Practices and guidelines for the health of employees were immediately put in place to provide a safe working environment, with enhanced safety protocols such as temperature scans, physical distancing, increased sanitation, handwashing, face coverings, travel and in-person meeting restrictions.

Staying true to the company’s mission to help customers protect, move and promote their products better
than anyone else, employees enacted logistic and capacity management plans to support customers that
had significant changes in order patterns, including those who had surges and needed increased levels
of support and for those who had significantly trimmed orders because their business was shut down or
impacted.

2022

Color us impressed.

Menasha Packaging’s Color-Box acquisition is the largest acquisition in company history.

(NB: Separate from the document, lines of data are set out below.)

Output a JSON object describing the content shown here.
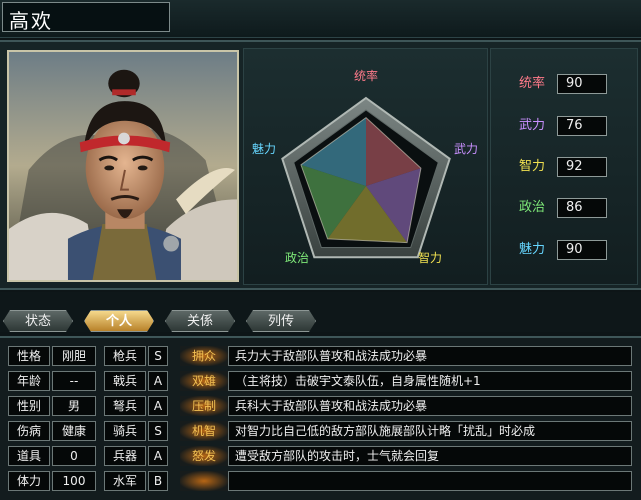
{
  "general": {
    "name": "高欢"
  },
  "radar": {
    "labels": {
      "top": "统率",
      "right": "武力",
      "bottom_right": "智力",
      "bottom_left": "政治",
      "left": "魅力"
    },
    "values": [
      90,
      76,
      92,
      86,
      90
    ],
    "max": 100
  },
  "stats": [
    {
      "label": "统率",
      "value": "90",
      "color": "#ff7a8a"
    },
    {
      "label": "武力",
      "value": "76",
      "color": "#c990ff"
    },
    {
      "label": "智力",
      "value": "92",
      "color": "#f0e050"
    },
    {
      "label": "政治",
      "value": "86",
      "color": "#7ee878"
    },
    {
      "label": "魅力",
      "value": "90",
      "color": "#66d6ff"
    }
  ],
  "tabs": [
    {
      "label": "状态",
      "active": false
    },
    {
      "label": "个人",
      "active": true
    },
    {
      "label": "关係",
      "active": false
    },
    {
      "label": "列传",
      "active": false
    }
  ],
  "info": [
    {
      "label": "性格",
      "value": "刚胆"
    },
    {
      "label": "年龄",
      "value": "--"
    },
    {
      "label": "性别",
      "value": "男"
    },
    {
      "label": "伤病",
      "value": "健康"
    },
    {
      "label": "道具",
      "value": "0"
    },
    {
      "label": "体力",
      "value": "100"
    }
  ],
  "aptitudes": [
    {
      "label": "枪兵",
      "grade": "S"
    },
    {
      "label": "戟兵",
      "grade": "A"
    },
    {
      "label": "弩兵",
      "grade": "A"
    },
    {
      "label": "骑兵",
      "grade": "S"
    },
    {
      "label": "兵器",
      "grade": "A"
    },
    {
      "label": "水军",
      "grade": "B"
    }
  ],
  "skills": [
    {
      "name": "拥众",
      "desc": "兵力大于敌部队普攻和战法成功必暴"
    },
    {
      "name": "双雄",
      "desc": "（主将技）击破宇文泰队伍，自身属性随机+1"
    },
    {
      "name": "压制",
      "desc": "兵科大于敌部队普攻和战法成功必暴"
    },
    {
      "name": "机智",
      "desc": "对智力比自己低的敌方部队施展部队计略「扰乱」时必成"
    },
    {
      "name": "怒发",
      "desc": "遭受敌方部队的攻击时，士气就会回复"
    },
    {
      "name": "",
      "desc": ""
    }
  ]
}
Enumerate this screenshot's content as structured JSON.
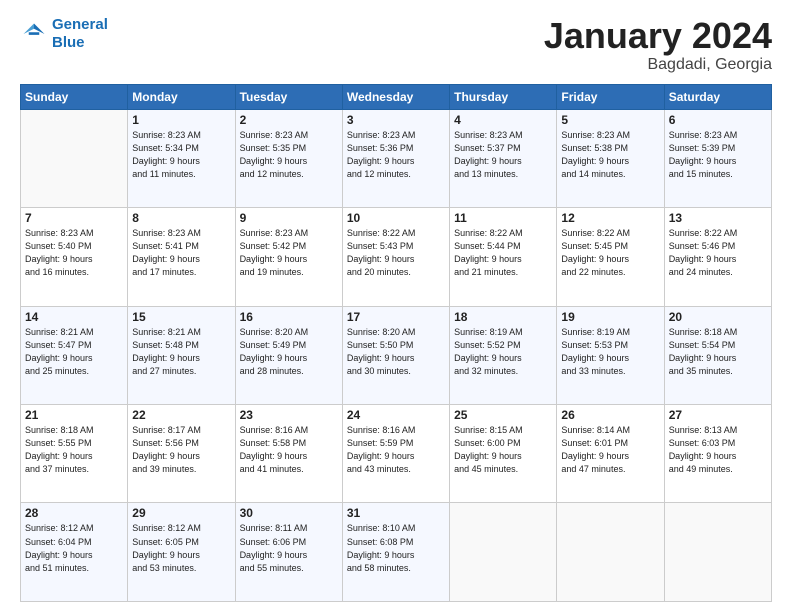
{
  "header": {
    "logo_line1": "General",
    "logo_line2": "Blue",
    "month": "January 2024",
    "location": "Bagdadi, Georgia"
  },
  "weekdays": [
    "Sunday",
    "Monday",
    "Tuesday",
    "Wednesday",
    "Thursday",
    "Friday",
    "Saturday"
  ],
  "weeks": [
    [
      {
        "day": "",
        "info": ""
      },
      {
        "day": "1",
        "info": "Sunrise: 8:23 AM\nSunset: 5:34 PM\nDaylight: 9 hours\nand 11 minutes."
      },
      {
        "day": "2",
        "info": "Sunrise: 8:23 AM\nSunset: 5:35 PM\nDaylight: 9 hours\nand 12 minutes."
      },
      {
        "day": "3",
        "info": "Sunrise: 8:23 AM\nSunset: 5:36 PM\nDaylight: 9 hours\nand 12 minutes."
      },
      {
        "day": "4",
        "info": "Sunrise: 8:23 AM\nSunset: 5:37 PM\nDaylight: 9 hours\nand 13 minutes."
      },
      {
        "day": "5",
        "info": "Sunrise: 8:23 AM\nSunset: 5:38 PM\nDaylight: 9 hours\nand 14 minutes."
      },
      {
        "day": "6",
        "info": "Sunrise: 8:23 AM\nSunset: 5:39 PM\nDaylight: 9 hours\nand 15 minutes."
      }
    ],
    [
      {
        "day": "7",
        "info": "Sunrise: 8:23 AM\nSunset: 5:40 PM\nDaylight: 9 hours\nand 16 minutes."
      },
      {
        "day": "8",
        "info": "Sunrise: 8:23 AM\nSunset: 5:41 PM\nDaylight: 9 hours\nand 17 minutes."
      },
      {
        "day": "9",
        "info": "Sunrise: 8:23 AM\nSunset: 5:42 PM\nDaylight: 9 hours\nand 19 minutes."
      },
      {
        "day": "10",
        "info": "Sunrise: 8:22 AM\nSunset: 5:43 PM\nDaylight: 9 hours\nand 20 minutes."
      },
      {
        "day": "11",
        "info": "Sunrise: 8:22 AM\nSunset: 5:44 PM\nDaylight: 9 hours\nand 21 minutes."
      },
      {
        "day": "12",
        "info": "Sunrise: 8:22 AM\nSunset: 5:45 PM\nDaylight: 9 hours\nand 22 minutes."
      },
      {
        "day": "13",
        "info": "Sunrise: 8:22 AM\nSunset: 5:46 PM\nDaylight: 9 hours\nand 24 minutes."
      }
    ],
    [
      {
        "day": "14",
        "info": "Sunrise: 8:21 AM\nSunset: 5:47 PM\nDaylight: 9 hours\nand 25 minutes."
      },
      {
        "day": "15",
        "info": "Sunrise: 8:21 AM\nSunset: 5:48 PM\nDaylight: 9 hours\nand 27 minutes."
      },
      {
        "day": "16",
        "info": "Sunrise: 8:20 AM\nSunset: 5:49 PM\nDaylight: 9 hours\nand 28 minutes."
      },
      {
        "day": "17",
        "info": "Sunrise: 8:20 AM\nSunset: 5:50 PM\nDaylight: 9 hours\nand 30 minutes."
      },
      {
        "day": "18",
        "info": "Sunrise: 8:19 AM\nSunset: 5:52 PM\nDaylight: 9 hours\nand 32 minutes."
      },
      {
        "day": "19",
        "info": "Sunrise: 8:19 AM\nSunset: 5:53 PM\nDaylight: 9 hours\nand 33 minutes."
      },
      {
        "day": "20",
        "info": "Sunrise: 8:18 AM\nSunset: 5:54 PM\nDaylight: 9 hours\nand 35 minutes."
      }
    ],
    [
      {
        "day": "21",
        "info": "Sunrise: 8:18 AM\nSunset: 5:55 PM\nDaylight: 9 hours\nand 37 minutes."
      },
      {
        "day": "22",
        "info": "Sunrise: 8:17 AM\nSunset: 5:56 PM\nDaylight: 9 hours\nand 39 minutes."
      },
      {
        "day": "23",
        "info": "Sunrise: 8:16 AM\nSunset: 5:58 PM\nDaylight: 9 hours\nand 41 minutes."
      },
      {
        "day": "24",
        "info": "Sunrise: 8:16 AM\nSunset: 5:59 PM\nDaylight: 9 hours\nand 43 minutes."
      },
      {
        "day": "25",
        "info": "Sunrise: 8:15 AM\nSunset: 6:00 PM\nDaylight: 9 hours\nand 45 minutes."
      },
      {
        "day": "26",
        "info": "Sunrise: 8:14 AM\nSunset: 6:01 PM\nDaylight: 9 hours\nand 47 minutes."
      },
      {
        "day": "27",
        "info": "Sunrise: 8:13 AM\nSunset: 6:03 PM\nDaylight: 9 hours\nand 49 minutes."
      }
    ],
    [
      {
        "day": "28",
        "info": "Sunrise: 8:12 AM\nSunset: 6:04 PM\nDaylight: 9 hours\nand 51 minutes."
      },
      {
        "day": "29",
        "info": "Sunrise: 8:12 AM\nSunset: 6:05 PM\nDaylight: 9 hours\nand 53 minutes."
      },
      {
        "day": "30",
        "info": "Sunrise: 8:11 AM\nSunset: 6:06 PM\nDaylight: 9 hours\nand 55 minutes."
      },
      {
        "day": "31",
        "info": "Sunrise: 8:10 AM\nSunset: 6:08 PM\nDaylight: 9 hours\nand 58 minutes."
      },
      {
        "day": "",
        "info": ""
      },
      {
        "day": "",
        "info": ""
      },
      {
        "day": "",
        "info": ""
      }
    ]
  ]
}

ORBIS expands its Urbana, Ohio, manufacturing plant to increase space and utilize state-of-the-art equipment.

2024

Looking forward.

With the company’s 175th anniversary in 2024, the company’s ability to renew itself at key turning points continues. Creativity, responsiveness, and an increased capacity is sparking business with new customers and deepening relationships with existing ones. “People First” remains a top priority, along with serving our customers and a relentless drive to innovate.

Menasha Corporation - 175 Years
Michael Waite

2024

Family tradition of leadership.

Michael K. Waite, married to Julia Shepard Waite, a fifth-generation descendant of the founder, is named Chairman of the Board in 2024.